Da steht sie, an den Esstisch gelehnt, die Arme vor der Brust verschränkt, in einem karierten Männerhemd und kurzen Hosen. Ihre roten Haare leuchten und sie grinst. Ich schrecke kurz zurück, aber ich erkenne sie auf Anhieb. 15-jährige Mädchen sollten 65-jährige Männer nicht so lasziv angrinsen, denke ich, auch wenn sie etwas frühreif sind.
»Hallo Gabi«, sage ich.
»Hallo Papa«, antwortet sie.
»Ich bin nicht dein Vater.«
»Aber du hast mich erschaffen. Oder soll ich Robert zu dir sagen, wie dein Alter Ego in deinem Roman?«
Mein Blick fällt auf den klaffenden Schnitt auf ihrem rechten Oberschenkel.
»Du blutest mir alles an hier«, sage ich.
»So hast du mich zurückgelassen am Ende des 17. Kapitels«, bemerkt sie schulterzuckend, »vor drei Wochen schon!«
Stimmt, denke ich und fühle mich wieder schuldig. »Soll ich dir die Wunde verbinden?«
»Das geht hier nicht«, lehnt sie ab, »nur in deinem Roman.«
Ich nicke. Wo sie recht hat, hat sie recht.
»Willst du was trinken?«
»Cola mit Zitrone wäre super« sagt sie, »Geht aber leider auch nicht.«
»Hätte ich ohnehin keines gehabt. Ich trinke schon seit Jahrzehnten kein Cola mehr. Und von Zitronen bekomme ich Magenschmerzen.«
Wir betrachten uns eine Weile stumm. Dann frage ich: »Wie kommst du überhaupt hierher. Du gehörst in meinem Kopf und in mein Manuskript, aber nicht in meine Küche!«
»Du hast mich gerufen«, behauptet sie.
»Ich? Wann?«
»Als du diesen Post im Diskussionsforum dieser Autoren-Website gelesen hast. Da dachtest du: He, das würde ich auch mal gerne machen. Ein Gespräch mit Gabi führen! Tja, und wupp, schon bin ich da.«
»Du bist eine Halluzination«, sage ich.
»Stimmt. Aber echt bin ich trotzdem. Genauso wie der Geschmack nach Cola mit Zitrone, der sich manchmal auf deiner Zunge bildet, wenn du über mich schreibst.«
Genauso, wie dein Kuss geschmeckt hat, den du mir vor 50 Jahren gabst, denke ich.
»Und was willst du?«, frage ich sie.
»Dass du deinen Roman weiterschreibst, alter Mann. Oder wie lange soll ich noch mit dieser Wunde hier im Klassenzimmer rumsitzen?« Obwohl es ein Vorwurf ist, lächelt sie. Dann wird ihr Bild durchsichtig und löst sich langsam auf.
Sie hat recht, denke ich, ich muss weiterschreiben. Dann öffne ich den Kühlschrank. Wo heute Abend noch das Bier stand, sind jetzt zwei Dosen Cola. Und im Gemüsefach liegt eine Zitrone.
 

Bo-ehd

Mitglied
Tolle, originelle Geschichte, sprachlich piksauber mit einer guten Auflösung. Bitte mehr davon.
Schöne Weihnachtsgrüße und 5 Sterne
Gruß Bo-ehd
 

Shallow

Mitglied
Nette Episode, lieber @Wotawa, schöne Idee, die Materialisierung aus einem Werk in die Realität, oder wer ist wo?

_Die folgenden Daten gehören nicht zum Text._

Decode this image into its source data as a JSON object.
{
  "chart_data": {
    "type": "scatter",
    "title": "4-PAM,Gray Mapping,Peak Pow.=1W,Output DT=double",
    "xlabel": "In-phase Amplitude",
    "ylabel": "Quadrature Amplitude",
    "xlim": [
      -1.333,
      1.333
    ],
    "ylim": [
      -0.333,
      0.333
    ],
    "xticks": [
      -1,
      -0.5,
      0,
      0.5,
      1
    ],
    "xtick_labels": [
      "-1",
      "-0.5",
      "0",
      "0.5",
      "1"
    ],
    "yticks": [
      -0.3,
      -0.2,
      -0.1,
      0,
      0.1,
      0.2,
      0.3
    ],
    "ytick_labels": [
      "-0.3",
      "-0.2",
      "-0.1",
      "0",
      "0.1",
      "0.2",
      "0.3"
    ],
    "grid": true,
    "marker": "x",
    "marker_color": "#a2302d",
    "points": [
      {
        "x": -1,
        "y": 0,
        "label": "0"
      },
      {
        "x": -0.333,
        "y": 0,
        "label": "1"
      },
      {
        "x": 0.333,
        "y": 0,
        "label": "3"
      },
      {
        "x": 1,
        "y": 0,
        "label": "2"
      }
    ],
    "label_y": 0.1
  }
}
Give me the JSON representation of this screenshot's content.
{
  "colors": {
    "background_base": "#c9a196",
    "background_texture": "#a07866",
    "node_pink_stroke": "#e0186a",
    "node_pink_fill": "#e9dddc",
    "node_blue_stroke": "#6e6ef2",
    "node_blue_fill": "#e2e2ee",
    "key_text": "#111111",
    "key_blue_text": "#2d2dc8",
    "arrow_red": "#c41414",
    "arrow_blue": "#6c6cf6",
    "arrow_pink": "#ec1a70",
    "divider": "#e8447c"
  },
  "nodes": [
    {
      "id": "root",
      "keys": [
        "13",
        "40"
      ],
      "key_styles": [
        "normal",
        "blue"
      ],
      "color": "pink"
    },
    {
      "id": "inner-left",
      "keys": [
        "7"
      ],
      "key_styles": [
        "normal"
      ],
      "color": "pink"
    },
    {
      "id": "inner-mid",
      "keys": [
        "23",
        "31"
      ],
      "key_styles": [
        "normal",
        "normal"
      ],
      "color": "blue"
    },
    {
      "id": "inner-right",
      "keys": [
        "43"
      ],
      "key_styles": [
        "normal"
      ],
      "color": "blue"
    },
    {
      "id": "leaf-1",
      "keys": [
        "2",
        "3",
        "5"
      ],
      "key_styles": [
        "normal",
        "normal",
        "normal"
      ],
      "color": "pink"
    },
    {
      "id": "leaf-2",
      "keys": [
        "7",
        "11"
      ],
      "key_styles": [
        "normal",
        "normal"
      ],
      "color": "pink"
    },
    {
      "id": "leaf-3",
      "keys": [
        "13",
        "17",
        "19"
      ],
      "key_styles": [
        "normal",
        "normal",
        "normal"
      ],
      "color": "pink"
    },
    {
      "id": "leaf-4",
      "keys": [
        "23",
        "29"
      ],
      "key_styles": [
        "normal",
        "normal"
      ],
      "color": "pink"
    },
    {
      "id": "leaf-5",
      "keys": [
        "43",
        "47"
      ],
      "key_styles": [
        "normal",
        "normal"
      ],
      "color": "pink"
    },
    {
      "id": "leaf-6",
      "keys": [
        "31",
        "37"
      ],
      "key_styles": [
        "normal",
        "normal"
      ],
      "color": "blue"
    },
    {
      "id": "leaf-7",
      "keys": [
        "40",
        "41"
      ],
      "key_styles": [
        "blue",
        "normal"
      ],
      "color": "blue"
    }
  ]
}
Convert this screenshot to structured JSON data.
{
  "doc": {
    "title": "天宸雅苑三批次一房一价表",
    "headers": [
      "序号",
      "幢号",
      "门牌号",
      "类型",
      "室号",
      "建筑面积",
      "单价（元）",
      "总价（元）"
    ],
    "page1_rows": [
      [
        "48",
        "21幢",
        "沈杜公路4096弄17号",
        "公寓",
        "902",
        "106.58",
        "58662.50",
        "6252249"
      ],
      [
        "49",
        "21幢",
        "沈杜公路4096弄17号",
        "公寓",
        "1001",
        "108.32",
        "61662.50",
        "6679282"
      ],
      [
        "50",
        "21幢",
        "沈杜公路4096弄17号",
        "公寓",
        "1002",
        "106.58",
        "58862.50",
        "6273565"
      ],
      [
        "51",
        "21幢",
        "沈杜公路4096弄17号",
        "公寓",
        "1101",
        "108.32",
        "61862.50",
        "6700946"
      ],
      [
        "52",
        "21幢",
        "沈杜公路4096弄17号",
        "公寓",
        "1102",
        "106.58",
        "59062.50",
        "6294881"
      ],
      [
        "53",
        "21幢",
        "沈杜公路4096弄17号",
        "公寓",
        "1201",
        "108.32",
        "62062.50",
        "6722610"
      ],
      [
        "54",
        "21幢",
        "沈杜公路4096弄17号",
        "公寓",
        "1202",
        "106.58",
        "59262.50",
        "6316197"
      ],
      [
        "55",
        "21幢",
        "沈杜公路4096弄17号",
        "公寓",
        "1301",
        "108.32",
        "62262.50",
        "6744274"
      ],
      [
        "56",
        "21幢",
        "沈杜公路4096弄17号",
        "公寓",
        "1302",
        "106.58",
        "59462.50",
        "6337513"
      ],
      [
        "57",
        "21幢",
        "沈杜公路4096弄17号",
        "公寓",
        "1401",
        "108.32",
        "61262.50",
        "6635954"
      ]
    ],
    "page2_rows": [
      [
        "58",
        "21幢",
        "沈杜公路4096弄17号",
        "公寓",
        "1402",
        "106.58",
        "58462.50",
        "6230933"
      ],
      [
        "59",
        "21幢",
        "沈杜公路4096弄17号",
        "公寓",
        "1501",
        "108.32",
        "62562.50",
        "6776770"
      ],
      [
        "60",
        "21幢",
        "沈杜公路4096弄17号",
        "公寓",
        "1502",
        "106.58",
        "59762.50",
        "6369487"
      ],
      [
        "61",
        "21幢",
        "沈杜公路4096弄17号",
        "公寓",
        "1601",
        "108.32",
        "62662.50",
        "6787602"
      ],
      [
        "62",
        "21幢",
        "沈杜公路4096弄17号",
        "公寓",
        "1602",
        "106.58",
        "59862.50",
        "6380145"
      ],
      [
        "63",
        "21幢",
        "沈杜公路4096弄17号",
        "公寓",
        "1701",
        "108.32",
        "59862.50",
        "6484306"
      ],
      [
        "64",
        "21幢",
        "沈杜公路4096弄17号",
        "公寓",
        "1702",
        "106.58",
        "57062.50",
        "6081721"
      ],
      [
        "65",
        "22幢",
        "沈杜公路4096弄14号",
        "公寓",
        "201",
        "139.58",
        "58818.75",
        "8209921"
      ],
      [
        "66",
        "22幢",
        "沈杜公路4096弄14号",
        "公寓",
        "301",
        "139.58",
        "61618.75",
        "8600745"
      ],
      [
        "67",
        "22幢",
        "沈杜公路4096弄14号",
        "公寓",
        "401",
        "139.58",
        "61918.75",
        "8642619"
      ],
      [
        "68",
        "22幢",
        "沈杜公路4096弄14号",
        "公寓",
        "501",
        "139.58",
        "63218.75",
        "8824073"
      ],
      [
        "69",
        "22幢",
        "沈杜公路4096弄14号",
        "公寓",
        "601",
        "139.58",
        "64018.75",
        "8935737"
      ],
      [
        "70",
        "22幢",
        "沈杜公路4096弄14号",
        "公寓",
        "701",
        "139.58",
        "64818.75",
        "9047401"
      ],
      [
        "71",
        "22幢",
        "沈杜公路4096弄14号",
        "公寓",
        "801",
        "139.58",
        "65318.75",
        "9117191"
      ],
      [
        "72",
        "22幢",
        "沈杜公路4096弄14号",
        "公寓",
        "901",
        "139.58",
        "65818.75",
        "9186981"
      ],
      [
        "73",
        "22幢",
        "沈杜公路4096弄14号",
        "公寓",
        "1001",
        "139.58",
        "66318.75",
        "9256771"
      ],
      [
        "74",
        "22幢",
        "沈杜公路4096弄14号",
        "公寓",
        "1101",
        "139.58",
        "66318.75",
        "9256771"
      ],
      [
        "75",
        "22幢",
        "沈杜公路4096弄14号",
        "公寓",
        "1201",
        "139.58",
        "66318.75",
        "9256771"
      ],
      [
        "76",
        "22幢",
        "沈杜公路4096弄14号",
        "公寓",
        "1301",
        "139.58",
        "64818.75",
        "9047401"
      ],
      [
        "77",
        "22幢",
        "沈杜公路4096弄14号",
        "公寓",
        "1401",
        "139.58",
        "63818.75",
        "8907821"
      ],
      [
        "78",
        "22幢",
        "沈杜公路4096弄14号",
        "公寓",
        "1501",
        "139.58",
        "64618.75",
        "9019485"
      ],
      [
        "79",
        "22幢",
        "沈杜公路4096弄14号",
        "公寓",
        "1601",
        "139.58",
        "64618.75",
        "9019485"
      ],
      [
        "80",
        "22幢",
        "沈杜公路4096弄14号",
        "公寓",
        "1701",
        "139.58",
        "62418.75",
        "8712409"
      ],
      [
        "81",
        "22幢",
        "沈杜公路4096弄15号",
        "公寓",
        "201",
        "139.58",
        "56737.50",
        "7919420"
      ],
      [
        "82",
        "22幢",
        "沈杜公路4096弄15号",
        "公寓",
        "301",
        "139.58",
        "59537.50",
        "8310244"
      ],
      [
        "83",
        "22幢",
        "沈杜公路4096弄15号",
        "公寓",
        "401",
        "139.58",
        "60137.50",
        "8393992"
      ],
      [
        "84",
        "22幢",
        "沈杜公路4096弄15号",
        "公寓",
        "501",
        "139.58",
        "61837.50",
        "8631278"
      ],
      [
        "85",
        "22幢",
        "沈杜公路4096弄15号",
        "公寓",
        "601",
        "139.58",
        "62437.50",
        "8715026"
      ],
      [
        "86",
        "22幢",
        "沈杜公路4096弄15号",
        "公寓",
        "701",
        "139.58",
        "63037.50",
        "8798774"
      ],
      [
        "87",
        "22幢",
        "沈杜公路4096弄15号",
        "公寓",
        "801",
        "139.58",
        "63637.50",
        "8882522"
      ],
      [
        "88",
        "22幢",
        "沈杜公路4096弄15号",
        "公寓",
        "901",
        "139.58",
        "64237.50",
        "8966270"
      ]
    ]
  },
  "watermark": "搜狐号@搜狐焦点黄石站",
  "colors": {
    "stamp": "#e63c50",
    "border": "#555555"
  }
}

Vielleicht darf ich ein paar Sachen anmerken, die mir sprachlich aufgefallen sind, vermutlich Geschmackssache, aber möglicherweise hilfreich:

»Du blutest mir alles an hier«, sage ich.
Rein gefühlsmäßig hätte ich "Du blutest mir alles voll hier" vermutet, aber klingt durchaus originell.

»Cola mit Zitrone wäre super« sagt sie, »Geht aber leider auch nicht.«
»Hätte ich ohnehin keines gehabt. Ich trinke schon seit Jahrzehnten kein Cola mehr.


Gut möglich, dass es an mir liegt: Hätte ich ohnehin keines gehabt, klingt für mich etwas fremd, "Hätte ich ohnehin nicht gehabt" wäre eine Alternative vielleicht. Und auch danach, fände ich: Ich trinke ... keine Cola mehr" etwas griffiger.

Du gehörst in meinem Kopf und in mein Manuskript,

Wäre hier nicht der Akkusativ angemessen? Du gehörst in meinen Kopf? Es sei denn, man streicht das erste "in".